Apple investors who sold after earnings blew it

“On Tuesday July 22, tech giant Apple released its earnings to an anxious market,” Jamal Carnette writes for The Motley Fool. “Overall, the company beat analyst expectations on the top and bottom lines, posting $49.6 billion in revenue and EPS of $1.85 versus consensus figures of $49.4 billion and $1.81. On a year-over-year basis, those numbers are up 33% and 45%, respectively, as Apple appeared to overperform.”

“So naturally you’d expect a strong surge as investors reacted to a rather successful quarter… and you’d be wrong,” Carnette writes. “What happened instead was a 7% after-hours drop and myriad headlines declaring Apple’s ‘disappointing earnings.’ And while Apple beat Wall Street analyst figures, the company fell short of the “whisper number” that speculated Apple would sell 50 million iPhones.”

“The reaction to Apple’s earnings confirms that investors expectations are highly irrational,” Carnette writes. “Personally, I’d say selling Apple off to the tune of 7% for a slight miss on its aging phone iteration — even while beating analyst expectations in revenue and EPS — falls in the category of irrational actions. If you’re a long-term investor, you should be encouraged with Apple’s results… I believe in buying great companies and letting them operate. Long story short, I think Apple is undervalued and I’m willing to wait through Wall Street’s irrationality to find out.”

Read more in the full article here.

MacDailyNews Take: Unless they shorted it, of course.

11 Comments

    1. AAPL has been nearly flat for about half a year, as seen on the iPhone stock app, so why are we talking about this, unless we are promoting high frequency trading?

    2. exactly.

      most “anal-ysts” couldn’t even produce a simple PIE chart from basic PLUM trajectories and adjust +- for BUN.

      makes you wonder how they even got into business school in the first place.

  1. The people who sold seem to be agreeing with the opinions of analysts who have consistently been wrong about Apple’s performance. Hardly seems the best way to invest.

  2. They seem to be all doom and gloom one minute about Apple and then talking it up again a few days later.

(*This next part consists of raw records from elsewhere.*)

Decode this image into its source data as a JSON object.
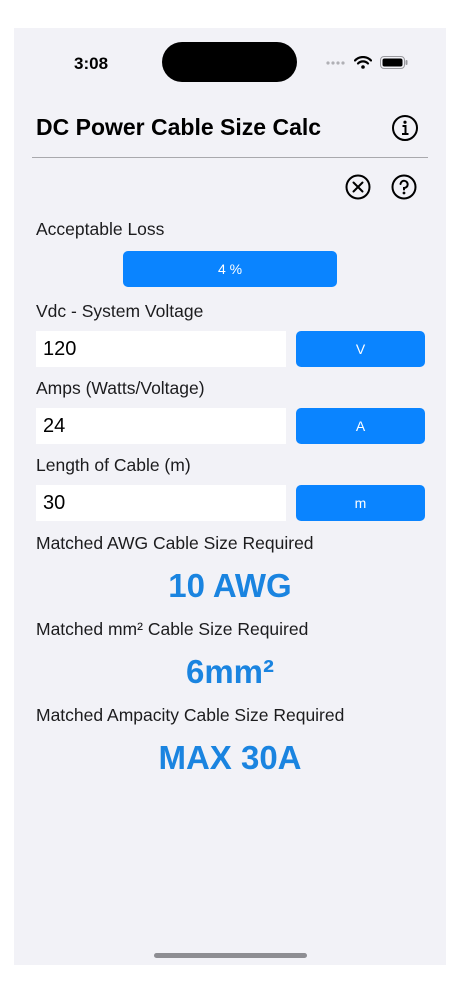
{
  "status": {
    "time": "3:08"
  },
  "header": {
    "title": "DC Power Cable Size Calc"
  },
  "loss": {
    "label": "Acceptable Loss",
    "button": "4 %"
  },
  "voltage": {
    "label": "Vdc - System Voltage",
    "value": "120",
    "unit_button": "V"
  },
  "amps": {
    "label": "Amps (Watts/Voltage)",
    "value": "24",
    "unit_button": "A"
  },
  "length": {
    "label": "Length of Cable (m)",
    "value": "30",
    "unit_button": "m"
  },
  "results": {
    "awg_label": "Matched AWG Cable Size Required",
    "awg_value": "10 AWG",
    "mm_label": "Matched mm² Cable Size Required",
    "mm_value": "6mm²",
    "amp_label": "Matched Ampacity Cable Size Required",
    "amp_value": "MAX 30A"
  },
  "colors": {
    "accent": "#0a84ff",
    "result": "#1a84e0",
    "background": "#f2f2f7"
  }
}
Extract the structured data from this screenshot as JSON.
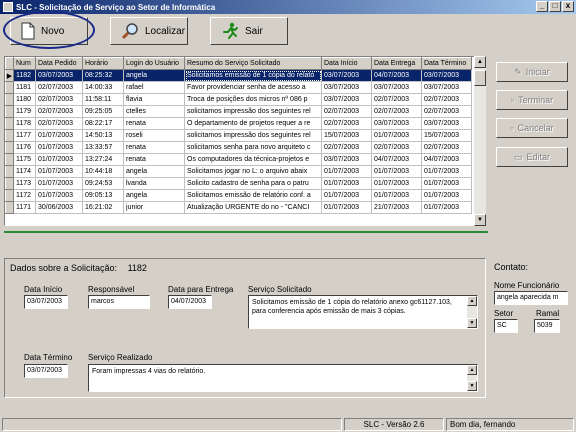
{
  "window": {
    "title": "SLC - Solicitação de Serviço ao Setor de Informática",
    "min": "_",
    "max": "□",
    "close": "x"
  },
  "toolbar": {
    "novo": "Novo",
    "localizar": "Localizar",
    "sair": "Sair"
  },
  "grid": {
    "columns": [
      "Num",
      "Data Pedido",
      "Horário",
      "Login do Usuário",
      "Resumo do Serviço Solicitado",
      "Data Início",
      "Data Entrega",
      "Data Término"
    ],
    "rows": [
      [
        "1182",
        "03/07/2003",
        "08:25:32",
        "angela",
        "Solicitamos emissão de 1 cópia do relató",
        "03/07/2003",
        "04/07/2003",
        "03/07/2003"
      ],
      [
        "1181",
        "02/07/2003",
        "14:00:33",
        "rafael",
        "Favor providenciar senha de acesso a",
        "03/07/2003",
        "03/07/2003",
        "03/07/2003"
      ],
      [
        "1180",
        "02/07/2003",
        "11:58:11",
        "flavia",
        "Troca de posições dos micros nº 086 p",
        "03/07/2003",
        "02/07/2003",
        "02/07/2003"
      ],
      [
        "1179",
        "02/07/2003",
        "09:25:05",
        "ctelles",
        "solicitamos impressão dos seguintes rel",
        "02/07/2003",
        "02/07/2003",
        "02/07/2003"
      ],
      [
        "1178",
        "02/07/2003",
        "08:22:17",
        "renata",
        "O departamento de projetos requer a re",
        "02/07/2003",
        "03/07/2003",
        "03/07/2003"
      ],
      [
        "1177",
        "01/07/2003",
        "14:50:13",
        "roseli",
        "solicitamos impressão dos seguintes rel",
        "15/07/2003",
        "01/07/2003",
        "15/07/2003"
      ],
      [
        "1176",
        "01/07/2003",
        "13:33:57",
        "renata",
        "solicitamos senha para novo arquiteto c",
        "02/07/2003",
        "02/07/2003",
        "02/07/2003"
      ],
      [
        "1175",
        "01/07/2003",
        "13:27:24",
        "renata",
        "Os computadores da técnica-projetos e",
        "03/07/2003",
        "04/07/2003",
        "04/07/2003"
      ],
      [
        "1174",
        "01/07/2003",
        "10:44:18",
        "angela",
        "Solicitamos jogar no L: o arquivo abaix",
        "01/07/2003",
        "01/07/2003",
        "01/07/2003"
      ],
      [
        "1173",
        "01/07/2003",
        "09:24:53",
        "lvanda",
        "Solicito cadastro de senha para o patru",
        "01/07/2003",
        "01/07/2003",
        "01/07/2003"
      ],
      [
        "1172",
        "01/07/2003",
        "09:05:13",
        "angela",
        "Solicitamos emissão de relatório conf. a",
        "01/07/2003",
        "01/07/2003",
        "01/07/2003"
      ],
      [
        "1171",
        "30/06/2003",
        "16:21:02",
        "junior",
        "Atualização URGENTE do no - \"CANCI",
        "01/07/2003",
        "21/07/2003",
        "01/07/2003"
      ]
    ]
  },
  "side_buttons": {
    "iniciar": "Iniciar",
    "terminar": "Terminar",
    "cancelar": "Cancelar",
    "editar": "Editar"
  },
  "details": {
    "heading": "Dados sobre a Solicitação:",
    "number": "1182",
    "data_inicio_label": "Data Início",
    "data_inicio": "03/07/2003",
    "responsavel_label": "Responsável",
    "responsavel": "marcos",
    "data_entrega_label": "Data para Entrega",
    "data_entrega": "04/07/2003",
    "servico_label": "Serviço Solicitado",
    "servico": "Solicitamos emissão de 1 cópia do relatório anexo gc61127.103,  para conferencia após emissão de mais 3 cópias.",
    "data_termino_label": "Data Término",
    "data_termino": "03/07/2003",
    "realizado_label": "Serviço Realizado",
    "realizado": "Foram impressas 4 vias do relatório."
  },
  "contact": {
    "heading": "Contato:",
    "nome_label": "Nome Funcionário",
    "nome": "angela aparecida m",
    "setor_label": "Setor",
    "setor": "SC",
    "ramal_label": "Ramal",
    "ramal": "5039"
  },
  "status": {
    "version": "SLC - Versão 2.6",
    "greeting": "Bom dia, fernando"
  }
}
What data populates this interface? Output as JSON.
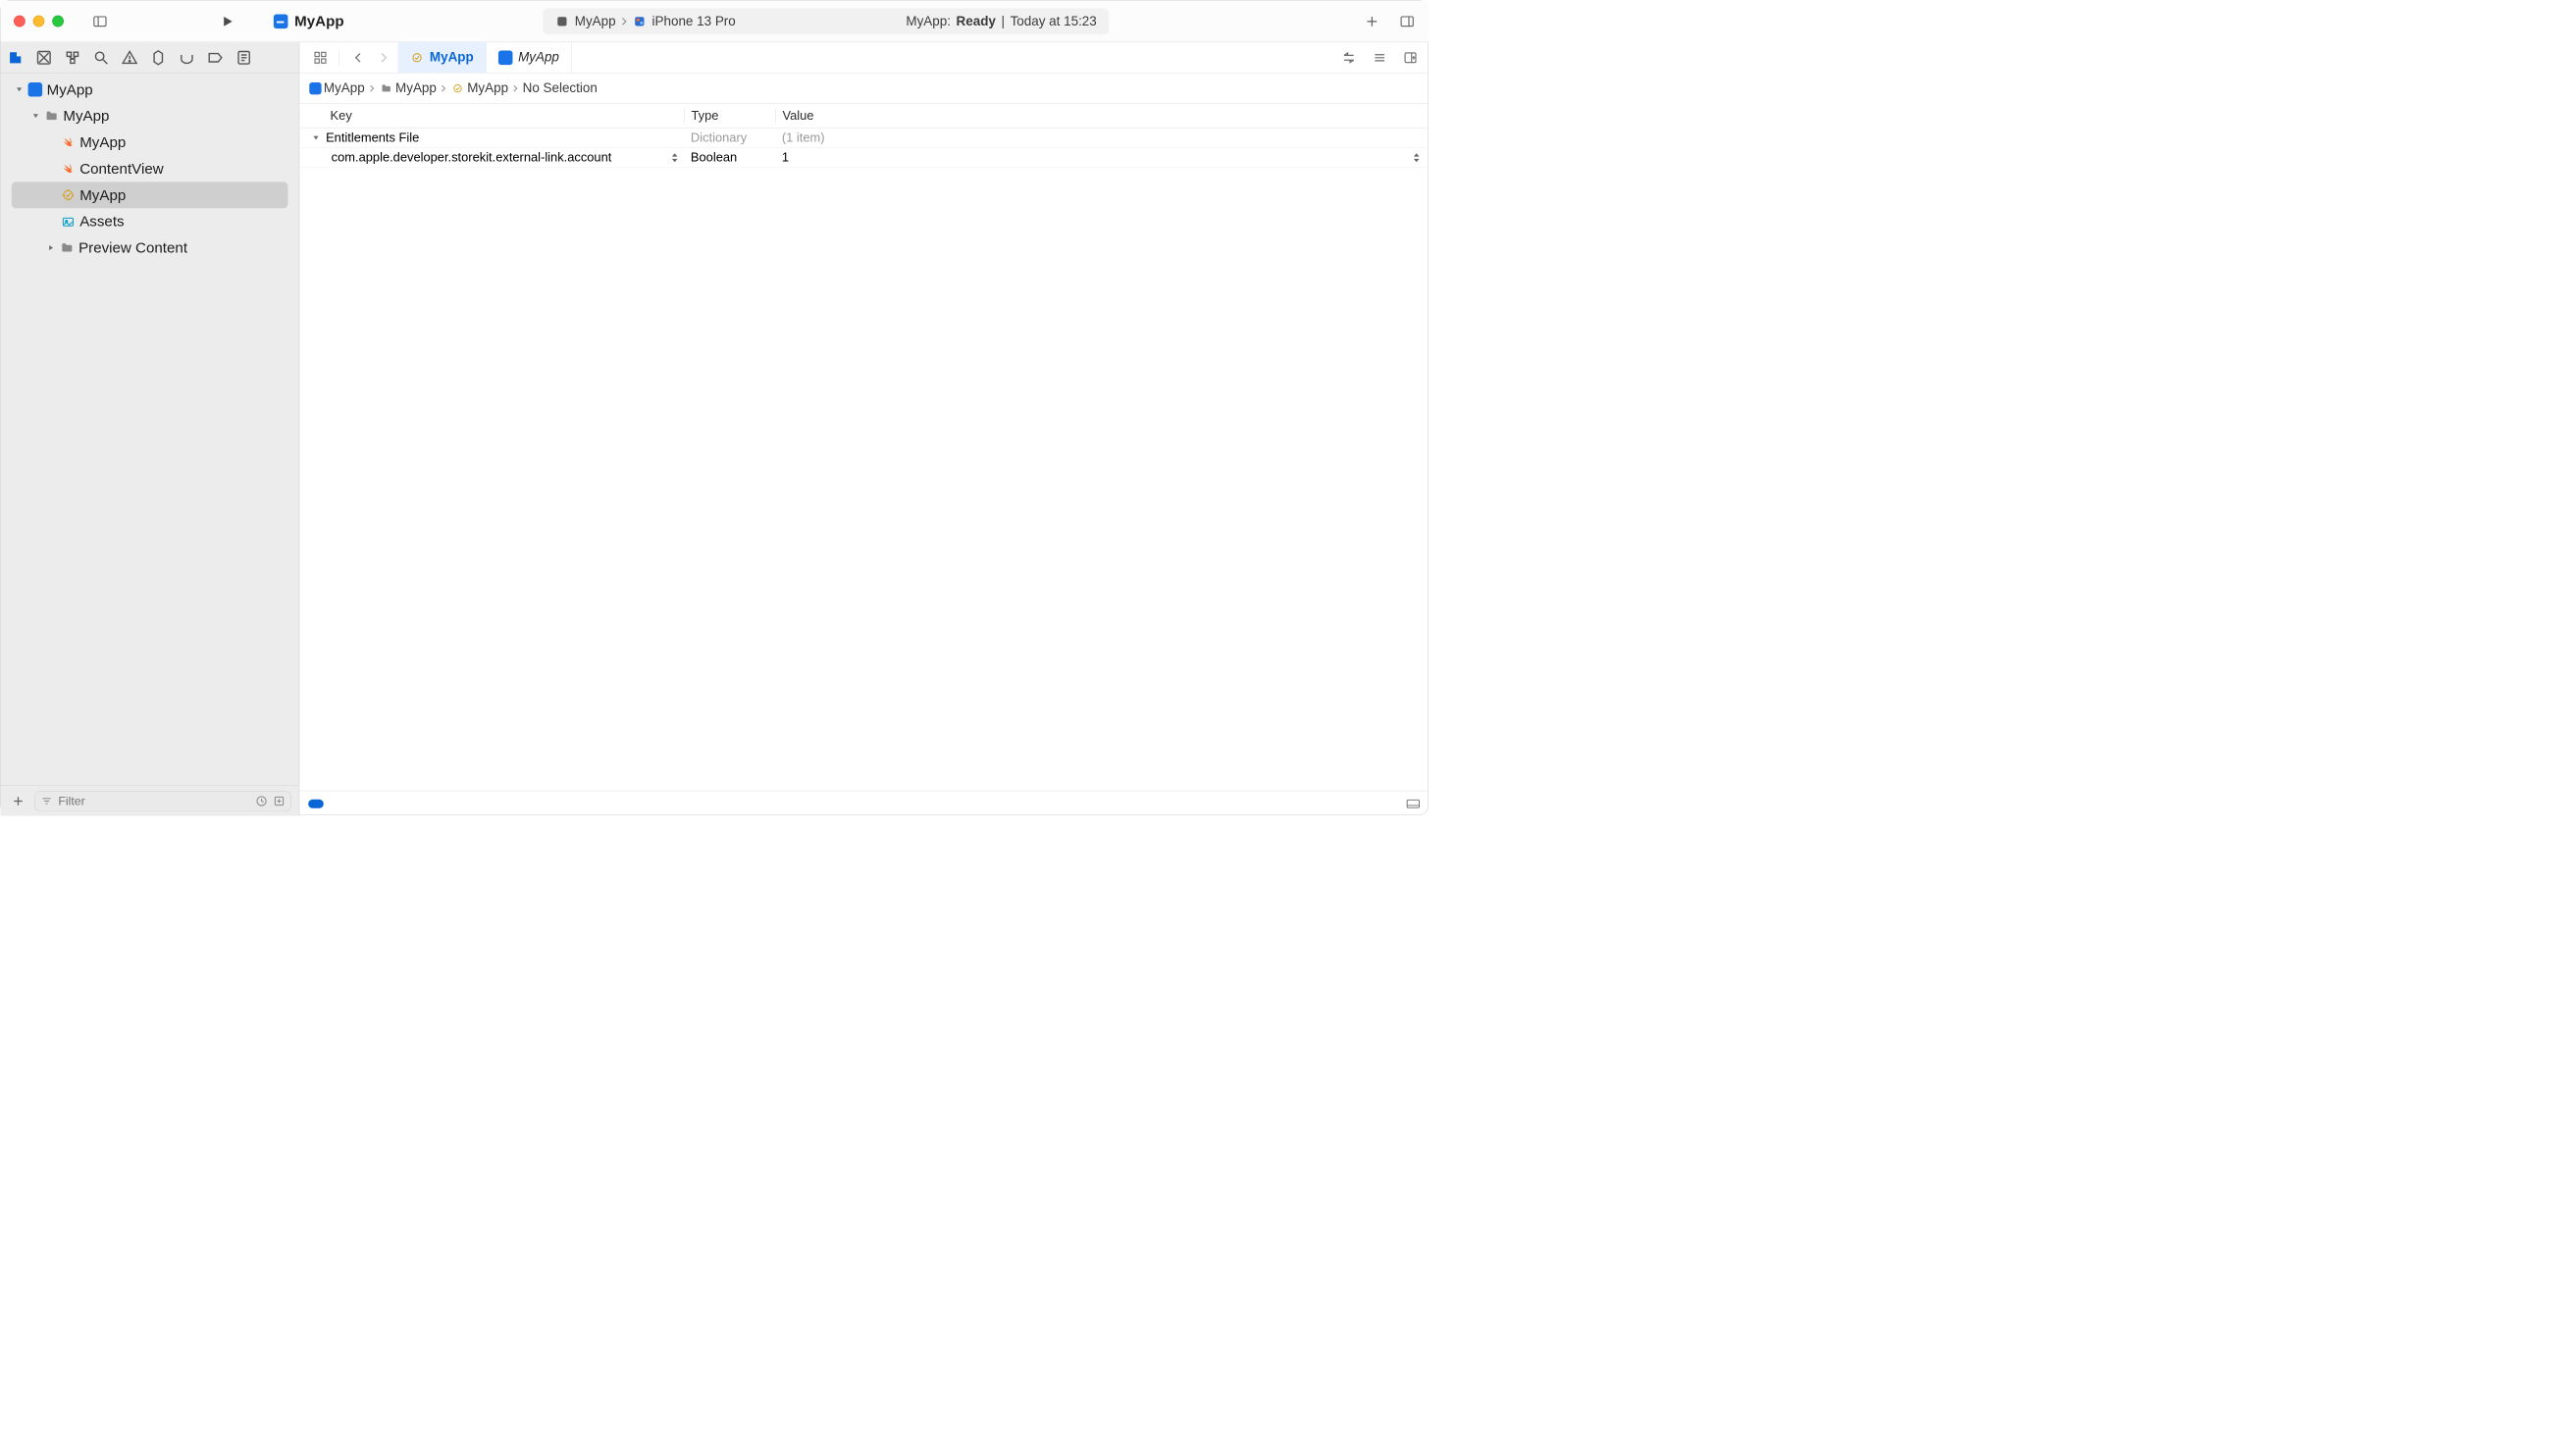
{
  "toolbar": {
    "title": "MyApp",
    "scheme_app": "MyApp",
    "device": "iPhone 13 Pro",
    "status_prefix": "MyApp:",
    "status_ready": "Ready",
    "status_time": "Today at 15:23"
  },
  "navigator": {
    "root": "MyApp",
    "group": "MyApp",
    "items": [
      {
        "name": "MyApp",
        "kind": "swift"
      },
      {
        "name": "ContentView",
        "kind": "swift"
      },
      {
        "name": "MyApp",
        "kind": "entitlements",
        "selected": true
      },
      {
        "name": "Assets",
        "kind": "assets"
      }
    ],
    "folder2": "Preview Content",
    "filter_placeholder": "Filter"
  },
  "tabs": {
    "active": "MyApp",
    "secondary": "MyApp"
  },
  "breadcrumbs": {
    "parts": [
      "MyApp",
      "MyApp",
      "MyApp",
      "No Selection"
    ]
  },
  "plist": {
    "headers": {
      "key": "Key",
      "type": "Type",
      "value": "Value"
    },
    "root": {
      "key": "Entitlements File",
      "type": "Dictionary",
      "value": "(1 item)"
    },
    "rows": [
      {
        "key": "com.apple.developer.storekit.external-link.account",
        "type": "Boolean",
        "value": "1"
      }
    ]
  }
}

    They wouldn’t be selling before all of the gloom and buying before being all upbeat again, would they?

  3. Analyst estimates used to be published in various charts but nothing recent can be found. Would like to know who contributed to the high end for the recent and next quarters.

  4. I doubt that those who sold were private investors. The speed of the reaction indicates that these are professional investors. More than likely they were using fund money to move the market. This is a problem I have with investment funds. There is no transparency about what the managers are doing with our money.

  5. How disappointed, AAPL tanked two quarters in a row!. I wish I pulled the triggers before the earnings as well. Anyway, what’s done is done. Let’s moving on, hoping for the better.

  6. Day traders and other short term ( sometimes measured in nanoseconds) trades are an economically worthless exercise.
    but traders need to trade up or down and want any excuse to place a ‘bet’.
    Apple have so much dosh in probably every bank in the world, that they can ignore the speculative crap and get on with the business of making real things

  7. At the risk of sounding like a cold hearted SOB, I have no sympathy for anyone fool enough to sell AAPL after the earnings report. To those who held, good for you. You will be fine. Those who thought they could beat the big trading houses to the punch will be disappointed as their trades won’t go through as far as those from the big houses. They’ve got big fast pipes to the trade computers. Day traders don’t. Those who try to play the big traders game WILL LOSE EVERY TIME.

    Now who said, ‘a fool and his money are soon parted’?